Theorising the immigrant experience has, historically, considered this to be an essentially urban experience. I seek to explore how contemporary immigrants and immigrant communities in the American suburb are developing new individual and group identities through the daily experiences – shopping, eating, socialising and schooling – which they both construct and draw upon.
This paper charts the development of the spaces and places in the Bay Area which have been integral to Chinese American community life. It is found that the suburban mall today plays an important role for new generations of immigrants in the construction and articulation of individual and group identities. Drawing on the field of “new retail geography”, I argue that contemporary experience of suburban immigrants indicates that the spatial component of identity construction – “my neighbourhood makes me who I am” – is undergoing a radical transformation at the same time as sprawling (sub)urban regions are reconfigured to be consumption-oriented.

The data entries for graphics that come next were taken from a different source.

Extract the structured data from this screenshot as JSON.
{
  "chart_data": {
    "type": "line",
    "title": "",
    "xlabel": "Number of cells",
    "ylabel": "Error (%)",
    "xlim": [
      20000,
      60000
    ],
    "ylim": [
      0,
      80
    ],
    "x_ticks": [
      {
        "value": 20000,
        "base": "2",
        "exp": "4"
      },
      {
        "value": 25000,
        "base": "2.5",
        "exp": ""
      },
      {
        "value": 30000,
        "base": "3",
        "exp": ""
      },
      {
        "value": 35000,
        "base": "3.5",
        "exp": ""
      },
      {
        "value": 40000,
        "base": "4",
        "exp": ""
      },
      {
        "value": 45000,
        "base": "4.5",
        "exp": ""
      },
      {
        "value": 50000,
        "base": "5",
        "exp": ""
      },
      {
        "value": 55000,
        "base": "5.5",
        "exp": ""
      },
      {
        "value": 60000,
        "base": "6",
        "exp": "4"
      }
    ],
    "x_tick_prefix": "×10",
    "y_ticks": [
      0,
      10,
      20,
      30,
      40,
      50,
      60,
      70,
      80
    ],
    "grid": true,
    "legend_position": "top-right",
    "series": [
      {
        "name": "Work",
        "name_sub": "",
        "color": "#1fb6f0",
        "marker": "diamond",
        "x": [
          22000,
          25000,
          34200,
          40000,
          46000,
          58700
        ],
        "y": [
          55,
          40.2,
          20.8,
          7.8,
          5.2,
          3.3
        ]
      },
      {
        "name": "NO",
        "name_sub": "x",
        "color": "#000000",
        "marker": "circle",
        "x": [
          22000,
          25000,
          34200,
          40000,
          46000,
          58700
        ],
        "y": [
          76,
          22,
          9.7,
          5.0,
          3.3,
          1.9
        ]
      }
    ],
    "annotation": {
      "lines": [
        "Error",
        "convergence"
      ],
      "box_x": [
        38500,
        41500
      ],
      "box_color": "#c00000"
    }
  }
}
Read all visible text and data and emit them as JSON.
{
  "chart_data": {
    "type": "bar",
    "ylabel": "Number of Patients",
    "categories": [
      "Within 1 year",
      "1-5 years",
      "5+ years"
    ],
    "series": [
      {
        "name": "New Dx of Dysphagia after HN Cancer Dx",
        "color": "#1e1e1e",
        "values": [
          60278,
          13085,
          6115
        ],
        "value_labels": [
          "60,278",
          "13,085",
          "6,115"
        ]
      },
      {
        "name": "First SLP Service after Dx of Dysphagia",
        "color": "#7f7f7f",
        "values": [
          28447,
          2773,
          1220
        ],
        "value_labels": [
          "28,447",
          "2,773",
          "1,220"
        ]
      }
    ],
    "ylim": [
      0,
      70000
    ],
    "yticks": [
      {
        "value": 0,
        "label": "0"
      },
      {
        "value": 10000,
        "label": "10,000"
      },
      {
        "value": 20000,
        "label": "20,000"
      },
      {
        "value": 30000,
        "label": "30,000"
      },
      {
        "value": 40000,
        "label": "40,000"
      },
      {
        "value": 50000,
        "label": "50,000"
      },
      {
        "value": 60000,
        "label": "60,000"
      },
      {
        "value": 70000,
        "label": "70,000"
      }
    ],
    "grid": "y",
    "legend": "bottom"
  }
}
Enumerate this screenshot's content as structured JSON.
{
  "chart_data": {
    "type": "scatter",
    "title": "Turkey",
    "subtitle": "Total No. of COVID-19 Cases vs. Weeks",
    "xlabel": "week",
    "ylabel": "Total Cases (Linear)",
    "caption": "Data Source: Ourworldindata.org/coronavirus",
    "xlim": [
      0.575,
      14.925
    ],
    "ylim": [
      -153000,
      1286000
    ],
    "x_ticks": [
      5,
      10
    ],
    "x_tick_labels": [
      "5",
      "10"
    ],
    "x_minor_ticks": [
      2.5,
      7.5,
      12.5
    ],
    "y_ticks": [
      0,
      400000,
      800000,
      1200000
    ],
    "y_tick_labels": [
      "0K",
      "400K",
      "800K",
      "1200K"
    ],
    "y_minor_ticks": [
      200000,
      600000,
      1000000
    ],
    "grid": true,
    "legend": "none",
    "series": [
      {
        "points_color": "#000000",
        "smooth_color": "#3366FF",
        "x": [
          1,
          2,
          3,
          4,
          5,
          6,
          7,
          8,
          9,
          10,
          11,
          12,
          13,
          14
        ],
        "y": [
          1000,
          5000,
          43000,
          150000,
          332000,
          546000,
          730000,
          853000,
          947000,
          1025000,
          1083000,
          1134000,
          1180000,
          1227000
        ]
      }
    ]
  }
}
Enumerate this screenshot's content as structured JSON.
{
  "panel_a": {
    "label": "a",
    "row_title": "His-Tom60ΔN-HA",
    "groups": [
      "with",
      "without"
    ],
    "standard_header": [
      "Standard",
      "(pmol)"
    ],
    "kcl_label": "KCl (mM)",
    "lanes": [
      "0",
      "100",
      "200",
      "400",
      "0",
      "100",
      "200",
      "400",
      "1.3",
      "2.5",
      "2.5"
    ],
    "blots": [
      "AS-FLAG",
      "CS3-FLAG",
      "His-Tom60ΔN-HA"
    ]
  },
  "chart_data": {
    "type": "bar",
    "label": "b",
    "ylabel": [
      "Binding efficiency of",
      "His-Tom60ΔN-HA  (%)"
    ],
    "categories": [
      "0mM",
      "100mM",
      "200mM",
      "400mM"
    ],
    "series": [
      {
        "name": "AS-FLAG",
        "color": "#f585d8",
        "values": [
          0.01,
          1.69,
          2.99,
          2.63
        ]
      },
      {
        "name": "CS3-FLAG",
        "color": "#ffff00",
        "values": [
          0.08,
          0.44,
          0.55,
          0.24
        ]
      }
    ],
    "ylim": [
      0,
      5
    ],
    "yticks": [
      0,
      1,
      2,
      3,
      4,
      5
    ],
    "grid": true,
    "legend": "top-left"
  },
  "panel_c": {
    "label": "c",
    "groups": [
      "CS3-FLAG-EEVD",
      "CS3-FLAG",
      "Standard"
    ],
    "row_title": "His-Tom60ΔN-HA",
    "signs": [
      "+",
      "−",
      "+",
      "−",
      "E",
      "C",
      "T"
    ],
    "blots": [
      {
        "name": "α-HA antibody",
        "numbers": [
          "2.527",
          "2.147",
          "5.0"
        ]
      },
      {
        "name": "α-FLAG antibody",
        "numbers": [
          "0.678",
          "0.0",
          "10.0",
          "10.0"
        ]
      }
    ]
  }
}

In this paper, the immigrant experience is understood as an identity-forming process within contemporary society where individuals will increasingly be responsible for constructing and narrating their own identity, and navigating the identities ascribed to them by others through traditional associations of race, class, gender and other group identities. To continue to derive identity from one’s physical environment, I argue, identity navigation will have to be literal as well as metaphorical: the individual must construct their own city from the various playgrounds of consumption within the (sub)urban region, empowered by mobility. Correspondingly, theories of immigrant experience will have to embrace suburban territory and hyper-mobile lifestyles.